# feine linien



## megajesus (26. März 2003)

also ertsma vor weg ich habe gescuht bin aber ausden ergebnissen nich schlau geworden da sie alle nur photoshopbegriffe in englisch benutzen
ich will so feine linien wie bei

http://www.shock.gaming. de.vu



aber bei mir kommt das als ergebniss raus

http://people.freenet.de/oploop/test.jpg 

und

http://people.freenet.de/oploop/test3.jpg 

ich benutze photoshop verson 7 

bei den linien sieht es so aus als ob ein filter wie weichzeichen aktiviert wäre
BITTE helft mir und erkläürungen bidde nur deutsche begriffe da ich die englichen nicht verstehe.


icq: 104107620

bidde helft mir das problem zu lösen


ps: ich habe photoshop auch shcon neuinstalliert


----------



## Terrance & Philipp (26. März 2003)

Such doch mal nach "deutsch englisch". Dann kommen ein paar Beiträge, in denen stehen Links zu Seiten bei denen es Übersetzungen von PS gibt.

Ich als Photoshop-Nixwisser, denke du müsstest einfach mal eine dünnere Werkzeugspitze nehmen. Oder machst du es irgendwie mit Pfaden oder so?


----------



## Christoph (26. März 2003)

Zeichne den Strich px für px genau, ohne die ecken abzurunden..... Dann KONTUR=> FERTIG!


----------



## The real Gangster (27. März 2003)

ich bin zwar noch nicht so richtig geeignet tipps zu geben  , aber ich mach es trotzdem...
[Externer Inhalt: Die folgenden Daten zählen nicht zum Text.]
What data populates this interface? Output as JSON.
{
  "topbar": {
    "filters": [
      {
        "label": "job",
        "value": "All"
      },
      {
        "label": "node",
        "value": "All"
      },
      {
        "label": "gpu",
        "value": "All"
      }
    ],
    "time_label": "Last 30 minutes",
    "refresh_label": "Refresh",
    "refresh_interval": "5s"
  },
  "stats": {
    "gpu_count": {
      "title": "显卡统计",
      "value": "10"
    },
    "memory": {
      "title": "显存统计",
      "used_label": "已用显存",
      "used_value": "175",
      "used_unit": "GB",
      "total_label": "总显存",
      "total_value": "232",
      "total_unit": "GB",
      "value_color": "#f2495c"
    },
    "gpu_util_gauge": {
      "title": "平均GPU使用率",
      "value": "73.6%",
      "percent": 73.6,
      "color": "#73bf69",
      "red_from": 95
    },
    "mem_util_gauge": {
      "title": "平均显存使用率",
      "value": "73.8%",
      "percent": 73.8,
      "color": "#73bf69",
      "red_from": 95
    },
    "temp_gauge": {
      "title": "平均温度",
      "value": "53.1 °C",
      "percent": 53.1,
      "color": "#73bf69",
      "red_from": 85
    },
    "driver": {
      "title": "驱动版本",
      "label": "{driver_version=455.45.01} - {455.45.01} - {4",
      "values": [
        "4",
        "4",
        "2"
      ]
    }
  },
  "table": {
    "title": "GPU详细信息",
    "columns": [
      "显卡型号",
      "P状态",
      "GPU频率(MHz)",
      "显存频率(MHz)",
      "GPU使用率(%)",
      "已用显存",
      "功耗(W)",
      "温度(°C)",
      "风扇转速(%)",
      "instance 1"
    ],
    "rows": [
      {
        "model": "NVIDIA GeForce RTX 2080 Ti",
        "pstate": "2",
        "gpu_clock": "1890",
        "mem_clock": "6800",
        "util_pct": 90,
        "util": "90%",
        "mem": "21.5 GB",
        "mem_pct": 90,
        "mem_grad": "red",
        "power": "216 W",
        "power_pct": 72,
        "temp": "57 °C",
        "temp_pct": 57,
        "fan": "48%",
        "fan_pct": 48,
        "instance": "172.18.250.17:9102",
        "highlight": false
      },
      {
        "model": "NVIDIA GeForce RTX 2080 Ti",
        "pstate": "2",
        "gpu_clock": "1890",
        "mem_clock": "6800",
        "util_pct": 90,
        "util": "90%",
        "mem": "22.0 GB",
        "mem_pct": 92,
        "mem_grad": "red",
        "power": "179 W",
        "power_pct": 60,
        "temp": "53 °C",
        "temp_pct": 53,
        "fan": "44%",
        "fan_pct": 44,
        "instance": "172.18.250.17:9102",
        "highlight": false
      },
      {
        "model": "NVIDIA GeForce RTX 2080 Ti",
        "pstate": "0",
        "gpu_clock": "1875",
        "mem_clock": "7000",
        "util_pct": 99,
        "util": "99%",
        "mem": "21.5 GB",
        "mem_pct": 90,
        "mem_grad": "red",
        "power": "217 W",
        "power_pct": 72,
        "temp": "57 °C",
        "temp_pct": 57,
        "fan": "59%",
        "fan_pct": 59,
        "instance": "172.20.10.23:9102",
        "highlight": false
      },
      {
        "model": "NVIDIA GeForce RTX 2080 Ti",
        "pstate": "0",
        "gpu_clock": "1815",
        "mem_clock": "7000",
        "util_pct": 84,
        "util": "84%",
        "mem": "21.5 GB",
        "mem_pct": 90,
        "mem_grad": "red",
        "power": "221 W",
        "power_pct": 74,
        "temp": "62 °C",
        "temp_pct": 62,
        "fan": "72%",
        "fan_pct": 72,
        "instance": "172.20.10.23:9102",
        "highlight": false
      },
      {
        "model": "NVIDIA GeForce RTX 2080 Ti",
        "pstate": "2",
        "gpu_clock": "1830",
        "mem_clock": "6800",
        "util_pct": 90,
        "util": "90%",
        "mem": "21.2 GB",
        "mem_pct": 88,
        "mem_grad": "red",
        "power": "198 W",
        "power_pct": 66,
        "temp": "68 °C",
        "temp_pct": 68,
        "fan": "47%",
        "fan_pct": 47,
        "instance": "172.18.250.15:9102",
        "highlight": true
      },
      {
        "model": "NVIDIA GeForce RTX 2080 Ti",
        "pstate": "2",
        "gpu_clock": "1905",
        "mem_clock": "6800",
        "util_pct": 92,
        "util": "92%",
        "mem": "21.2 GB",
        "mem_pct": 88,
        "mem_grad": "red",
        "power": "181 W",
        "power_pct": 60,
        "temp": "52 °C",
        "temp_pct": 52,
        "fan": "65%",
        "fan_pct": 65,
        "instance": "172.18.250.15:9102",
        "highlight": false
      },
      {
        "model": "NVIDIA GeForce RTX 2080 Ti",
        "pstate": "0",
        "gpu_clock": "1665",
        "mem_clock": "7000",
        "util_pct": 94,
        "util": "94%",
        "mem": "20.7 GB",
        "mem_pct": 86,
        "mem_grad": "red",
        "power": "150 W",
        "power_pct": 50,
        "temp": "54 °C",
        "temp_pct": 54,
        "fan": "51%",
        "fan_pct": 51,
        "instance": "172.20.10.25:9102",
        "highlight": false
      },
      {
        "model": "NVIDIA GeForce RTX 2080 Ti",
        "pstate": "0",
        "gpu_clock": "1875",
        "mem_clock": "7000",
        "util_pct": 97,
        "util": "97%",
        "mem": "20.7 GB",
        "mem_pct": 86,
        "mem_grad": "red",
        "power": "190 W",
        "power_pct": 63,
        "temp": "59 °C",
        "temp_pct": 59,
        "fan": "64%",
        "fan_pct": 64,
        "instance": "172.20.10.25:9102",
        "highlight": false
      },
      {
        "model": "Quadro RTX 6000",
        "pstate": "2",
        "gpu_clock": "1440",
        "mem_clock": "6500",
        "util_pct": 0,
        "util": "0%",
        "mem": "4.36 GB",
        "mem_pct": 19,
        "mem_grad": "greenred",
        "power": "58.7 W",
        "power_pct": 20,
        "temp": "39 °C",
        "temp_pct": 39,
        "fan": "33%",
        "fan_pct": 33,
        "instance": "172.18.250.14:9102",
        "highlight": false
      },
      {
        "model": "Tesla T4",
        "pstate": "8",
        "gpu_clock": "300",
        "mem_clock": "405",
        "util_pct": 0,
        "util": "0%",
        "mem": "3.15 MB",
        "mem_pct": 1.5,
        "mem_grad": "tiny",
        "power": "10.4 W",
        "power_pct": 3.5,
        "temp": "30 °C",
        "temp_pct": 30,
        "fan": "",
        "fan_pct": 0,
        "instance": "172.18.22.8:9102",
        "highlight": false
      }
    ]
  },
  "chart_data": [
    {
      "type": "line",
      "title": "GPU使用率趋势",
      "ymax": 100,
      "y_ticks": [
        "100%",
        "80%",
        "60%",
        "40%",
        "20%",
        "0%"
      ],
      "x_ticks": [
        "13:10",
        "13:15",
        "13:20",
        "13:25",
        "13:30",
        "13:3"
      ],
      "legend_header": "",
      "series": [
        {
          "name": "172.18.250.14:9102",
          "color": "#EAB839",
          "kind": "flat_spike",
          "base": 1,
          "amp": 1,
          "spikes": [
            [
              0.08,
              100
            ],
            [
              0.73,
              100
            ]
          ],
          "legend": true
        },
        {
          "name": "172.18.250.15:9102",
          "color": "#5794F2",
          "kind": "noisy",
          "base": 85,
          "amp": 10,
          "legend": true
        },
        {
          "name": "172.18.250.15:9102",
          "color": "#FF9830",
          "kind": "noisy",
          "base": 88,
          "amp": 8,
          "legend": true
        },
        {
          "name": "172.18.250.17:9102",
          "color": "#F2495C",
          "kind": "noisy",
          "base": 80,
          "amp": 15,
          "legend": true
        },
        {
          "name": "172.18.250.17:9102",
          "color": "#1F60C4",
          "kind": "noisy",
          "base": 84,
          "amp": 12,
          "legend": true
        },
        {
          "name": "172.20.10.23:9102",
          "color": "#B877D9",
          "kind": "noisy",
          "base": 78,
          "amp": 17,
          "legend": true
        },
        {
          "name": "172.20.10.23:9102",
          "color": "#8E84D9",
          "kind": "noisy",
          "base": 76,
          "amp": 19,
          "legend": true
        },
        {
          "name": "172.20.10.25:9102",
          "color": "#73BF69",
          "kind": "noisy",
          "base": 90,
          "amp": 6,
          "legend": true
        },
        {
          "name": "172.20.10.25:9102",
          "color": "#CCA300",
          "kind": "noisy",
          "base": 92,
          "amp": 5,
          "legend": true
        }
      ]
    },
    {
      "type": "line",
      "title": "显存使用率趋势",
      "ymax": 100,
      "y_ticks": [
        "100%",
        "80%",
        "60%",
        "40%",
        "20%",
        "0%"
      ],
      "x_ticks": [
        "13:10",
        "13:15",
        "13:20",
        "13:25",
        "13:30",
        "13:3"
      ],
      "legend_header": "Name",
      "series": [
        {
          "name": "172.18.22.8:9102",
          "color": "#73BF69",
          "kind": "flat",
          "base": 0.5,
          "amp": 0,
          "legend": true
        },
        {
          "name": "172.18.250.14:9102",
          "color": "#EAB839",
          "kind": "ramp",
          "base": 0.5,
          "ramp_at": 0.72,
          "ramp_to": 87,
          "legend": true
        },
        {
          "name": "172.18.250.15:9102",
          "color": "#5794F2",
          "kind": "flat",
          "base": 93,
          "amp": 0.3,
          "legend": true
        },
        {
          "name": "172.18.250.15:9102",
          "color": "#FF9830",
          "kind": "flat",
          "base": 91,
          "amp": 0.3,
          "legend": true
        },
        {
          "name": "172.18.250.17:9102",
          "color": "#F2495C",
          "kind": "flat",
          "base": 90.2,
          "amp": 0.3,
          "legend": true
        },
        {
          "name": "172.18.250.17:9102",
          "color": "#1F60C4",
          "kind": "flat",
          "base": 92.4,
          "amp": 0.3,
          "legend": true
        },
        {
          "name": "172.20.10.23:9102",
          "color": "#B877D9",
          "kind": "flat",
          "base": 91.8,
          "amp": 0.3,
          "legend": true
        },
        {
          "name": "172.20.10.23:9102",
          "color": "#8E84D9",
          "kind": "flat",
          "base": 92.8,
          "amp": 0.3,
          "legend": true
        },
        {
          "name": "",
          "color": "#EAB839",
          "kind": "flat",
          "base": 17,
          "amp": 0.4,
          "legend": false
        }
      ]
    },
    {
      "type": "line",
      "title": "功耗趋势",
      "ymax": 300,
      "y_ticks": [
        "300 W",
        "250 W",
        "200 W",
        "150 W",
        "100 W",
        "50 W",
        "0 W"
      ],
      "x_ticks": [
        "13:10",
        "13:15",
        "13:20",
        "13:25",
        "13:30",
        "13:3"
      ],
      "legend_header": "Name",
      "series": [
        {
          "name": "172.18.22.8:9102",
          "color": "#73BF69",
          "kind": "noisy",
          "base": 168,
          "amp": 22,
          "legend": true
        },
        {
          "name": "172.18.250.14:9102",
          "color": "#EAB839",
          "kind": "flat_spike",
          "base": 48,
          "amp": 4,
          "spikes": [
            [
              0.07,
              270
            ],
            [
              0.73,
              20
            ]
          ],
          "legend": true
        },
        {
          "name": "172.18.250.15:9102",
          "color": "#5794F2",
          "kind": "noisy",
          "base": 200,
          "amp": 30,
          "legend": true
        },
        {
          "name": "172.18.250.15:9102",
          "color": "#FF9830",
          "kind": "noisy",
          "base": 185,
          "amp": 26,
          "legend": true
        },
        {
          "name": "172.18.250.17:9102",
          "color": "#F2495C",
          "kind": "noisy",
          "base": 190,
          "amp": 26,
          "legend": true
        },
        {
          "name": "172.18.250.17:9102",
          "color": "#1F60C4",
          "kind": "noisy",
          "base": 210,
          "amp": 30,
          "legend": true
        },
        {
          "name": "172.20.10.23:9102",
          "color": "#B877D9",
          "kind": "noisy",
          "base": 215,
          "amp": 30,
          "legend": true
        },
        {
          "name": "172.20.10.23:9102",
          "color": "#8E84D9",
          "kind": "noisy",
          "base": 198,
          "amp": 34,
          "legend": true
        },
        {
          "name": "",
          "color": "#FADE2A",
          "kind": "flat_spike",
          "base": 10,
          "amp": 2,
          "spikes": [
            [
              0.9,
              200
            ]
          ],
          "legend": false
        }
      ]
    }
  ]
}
also meiner meinung nach musst du den "Linienzeichner" nehmen, eine Farbe einstellen und bei "Staerke" 1px einstellen. dann solltest du auch duenne linie erhalten 
du kannst zusaetzlich STRG gedrueckt lassen, dann werden die linien gerade (diesen trick hab ich vor kurzem verhausgefunden ^^)


----------



## AnonymerSurfer (27. März 2003)

Bleistift auswählen, Shift drücken, Spaß haben.


----------



## Tim C. (27. März 2003)

Oder wenn du die Linien mit dem Pfadtool vorzeichnest und dann Kontur füllen machst, auch immer daran denken als Werkzeugspitze den Bleistift und nicht den Pinsel zu benutzen.


----------



## megajesus (31. März 2003)

thx aber war ales nichts bei meinem polylasso war weiceh konturen auf 1px deshalb waren die linen so verschwommen 


aber danke


----------